The last word, of course, is this: travel sites are no match for the honesty of a person who works at a hotel and knows the geography of the area. On a travel site, a hotel might be described as being conveniently located – but how convenient is it, really? Go back to the first point about proximity to the competition site. If your hotel is out by the airport and your tournament site turns out to be reachable only by a long drive in heavy traffic, that’s not a convenient location (at least not for you and your team) and it’s hardly worth the discounted room rate.

Best Practices: Hints and Tips

We always recommend that the person making travel arrangements for the sports event, or for the team, have an open dialogue with the hotel representative. If you have good communication, the hotel will have a good grasp of who you are and what your group’s needs are. Supply a thorough history on your group’s room pick-up. In addition, you will want to share information such as the format of the tournament. Is it round-robin play, or possibly single- or double-elimination? This will affect how many teams will be heading home and at what rate, and allows the hotel to understand that it can expect to release a certain percentage of rooms each day as the tournament progresses. The more information you can supply (and the more honest and open you are), the better off everyone is.

Keeping open the lines of communications with the hotel means that you can work together to solve last minute problems. For example, say two of your players get injured just prior to the tournament. If you give the hotel as much notice as possible, you may be able to cancel those two rooms without penalty.
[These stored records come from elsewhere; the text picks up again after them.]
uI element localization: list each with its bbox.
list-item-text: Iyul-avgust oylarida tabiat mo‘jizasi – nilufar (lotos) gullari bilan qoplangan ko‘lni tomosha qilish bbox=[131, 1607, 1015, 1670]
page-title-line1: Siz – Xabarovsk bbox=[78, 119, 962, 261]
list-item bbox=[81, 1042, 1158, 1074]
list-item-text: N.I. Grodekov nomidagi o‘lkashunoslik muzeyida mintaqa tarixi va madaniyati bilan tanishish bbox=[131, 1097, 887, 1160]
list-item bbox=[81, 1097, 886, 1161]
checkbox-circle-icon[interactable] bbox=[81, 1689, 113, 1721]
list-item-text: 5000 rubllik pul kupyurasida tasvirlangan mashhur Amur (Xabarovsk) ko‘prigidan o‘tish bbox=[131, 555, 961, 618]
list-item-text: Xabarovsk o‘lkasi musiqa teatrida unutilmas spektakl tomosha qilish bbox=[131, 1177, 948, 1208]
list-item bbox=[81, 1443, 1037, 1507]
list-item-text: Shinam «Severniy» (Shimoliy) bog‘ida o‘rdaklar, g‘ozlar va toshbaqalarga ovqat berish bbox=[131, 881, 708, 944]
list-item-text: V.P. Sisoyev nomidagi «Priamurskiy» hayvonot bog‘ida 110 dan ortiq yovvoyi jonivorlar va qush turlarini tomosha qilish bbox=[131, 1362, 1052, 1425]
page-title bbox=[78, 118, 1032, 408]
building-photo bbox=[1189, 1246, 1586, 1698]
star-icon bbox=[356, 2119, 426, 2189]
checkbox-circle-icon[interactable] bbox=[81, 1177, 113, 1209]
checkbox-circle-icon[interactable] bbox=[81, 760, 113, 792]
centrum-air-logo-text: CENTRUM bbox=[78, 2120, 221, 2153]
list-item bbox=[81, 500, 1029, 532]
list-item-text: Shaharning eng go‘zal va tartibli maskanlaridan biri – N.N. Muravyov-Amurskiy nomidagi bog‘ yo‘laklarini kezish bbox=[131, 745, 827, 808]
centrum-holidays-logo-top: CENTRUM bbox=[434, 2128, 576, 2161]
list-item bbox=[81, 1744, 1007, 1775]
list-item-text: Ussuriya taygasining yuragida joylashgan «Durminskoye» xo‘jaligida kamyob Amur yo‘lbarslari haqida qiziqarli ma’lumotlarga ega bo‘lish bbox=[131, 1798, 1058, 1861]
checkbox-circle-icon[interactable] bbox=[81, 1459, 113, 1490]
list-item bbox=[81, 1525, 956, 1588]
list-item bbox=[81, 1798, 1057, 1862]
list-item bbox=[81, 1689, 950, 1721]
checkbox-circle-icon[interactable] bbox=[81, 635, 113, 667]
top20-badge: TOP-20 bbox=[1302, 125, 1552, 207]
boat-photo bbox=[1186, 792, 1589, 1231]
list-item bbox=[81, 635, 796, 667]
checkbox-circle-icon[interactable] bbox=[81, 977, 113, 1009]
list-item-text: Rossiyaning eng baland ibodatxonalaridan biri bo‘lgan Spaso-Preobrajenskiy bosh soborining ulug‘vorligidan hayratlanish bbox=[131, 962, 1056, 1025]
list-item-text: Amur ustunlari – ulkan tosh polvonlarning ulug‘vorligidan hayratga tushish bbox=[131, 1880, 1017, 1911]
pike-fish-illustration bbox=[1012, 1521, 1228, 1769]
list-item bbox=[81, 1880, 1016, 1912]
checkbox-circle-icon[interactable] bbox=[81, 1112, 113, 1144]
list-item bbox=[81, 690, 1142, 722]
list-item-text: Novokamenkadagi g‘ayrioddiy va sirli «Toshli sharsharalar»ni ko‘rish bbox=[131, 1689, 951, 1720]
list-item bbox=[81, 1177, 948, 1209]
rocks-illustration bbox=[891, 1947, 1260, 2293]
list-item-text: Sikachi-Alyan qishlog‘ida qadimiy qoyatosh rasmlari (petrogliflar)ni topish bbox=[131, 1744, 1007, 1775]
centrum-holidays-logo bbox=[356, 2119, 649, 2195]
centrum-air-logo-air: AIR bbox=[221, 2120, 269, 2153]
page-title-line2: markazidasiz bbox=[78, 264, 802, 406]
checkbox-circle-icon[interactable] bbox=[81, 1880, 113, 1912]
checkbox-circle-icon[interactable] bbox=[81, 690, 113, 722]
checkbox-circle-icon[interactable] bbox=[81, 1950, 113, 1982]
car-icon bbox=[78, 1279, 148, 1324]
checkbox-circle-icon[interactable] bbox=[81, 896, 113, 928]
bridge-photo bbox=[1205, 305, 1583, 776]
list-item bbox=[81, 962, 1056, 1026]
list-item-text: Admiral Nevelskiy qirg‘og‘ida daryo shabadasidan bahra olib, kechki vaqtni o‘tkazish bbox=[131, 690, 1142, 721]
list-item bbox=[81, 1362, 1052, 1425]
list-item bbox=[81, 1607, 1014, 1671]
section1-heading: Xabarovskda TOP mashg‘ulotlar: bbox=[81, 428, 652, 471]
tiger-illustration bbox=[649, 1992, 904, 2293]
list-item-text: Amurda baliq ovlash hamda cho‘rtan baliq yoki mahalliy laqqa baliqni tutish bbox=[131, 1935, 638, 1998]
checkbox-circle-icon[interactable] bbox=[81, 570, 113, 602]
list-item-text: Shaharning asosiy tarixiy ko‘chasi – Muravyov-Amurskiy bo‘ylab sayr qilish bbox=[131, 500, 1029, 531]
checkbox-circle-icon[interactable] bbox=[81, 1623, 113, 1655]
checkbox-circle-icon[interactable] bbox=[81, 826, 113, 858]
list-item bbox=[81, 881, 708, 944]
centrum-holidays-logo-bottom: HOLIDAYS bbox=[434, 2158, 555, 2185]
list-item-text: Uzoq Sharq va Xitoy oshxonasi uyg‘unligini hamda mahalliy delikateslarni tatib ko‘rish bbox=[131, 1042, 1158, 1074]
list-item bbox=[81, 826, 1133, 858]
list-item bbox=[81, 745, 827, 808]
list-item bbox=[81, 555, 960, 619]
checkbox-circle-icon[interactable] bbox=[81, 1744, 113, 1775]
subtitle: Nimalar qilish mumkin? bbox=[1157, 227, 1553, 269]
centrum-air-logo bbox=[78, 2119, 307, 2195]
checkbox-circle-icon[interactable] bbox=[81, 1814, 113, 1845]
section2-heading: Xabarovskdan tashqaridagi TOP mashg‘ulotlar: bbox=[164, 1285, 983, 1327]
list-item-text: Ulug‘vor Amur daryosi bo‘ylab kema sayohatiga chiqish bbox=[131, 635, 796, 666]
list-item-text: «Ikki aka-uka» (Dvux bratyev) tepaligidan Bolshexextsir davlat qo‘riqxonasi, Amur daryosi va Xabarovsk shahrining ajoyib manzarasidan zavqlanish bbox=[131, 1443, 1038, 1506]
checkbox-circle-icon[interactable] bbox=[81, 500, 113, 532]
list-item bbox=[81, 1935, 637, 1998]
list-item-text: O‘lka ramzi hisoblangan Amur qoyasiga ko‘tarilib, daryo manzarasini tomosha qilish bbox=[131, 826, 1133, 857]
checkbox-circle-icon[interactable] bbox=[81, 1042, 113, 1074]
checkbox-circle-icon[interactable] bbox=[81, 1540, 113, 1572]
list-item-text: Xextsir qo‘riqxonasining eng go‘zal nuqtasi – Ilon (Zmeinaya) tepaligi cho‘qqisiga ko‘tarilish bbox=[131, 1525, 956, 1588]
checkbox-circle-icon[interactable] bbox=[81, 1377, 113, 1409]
Good communication should also be used with teams. Particularly with youth teams, we need to make sure the manager lets the kids know they’re accountable for their actions, and that they’re expected to respect the property, each other and other guests when they’re in the hotel. If a team conducts itself properly, the hotel will want them back.

There are always options when it comes to choosing which tournaments to attend and where to stay. It’s the goal of the hotel – and the team – to make sure both sides come out on the winning end.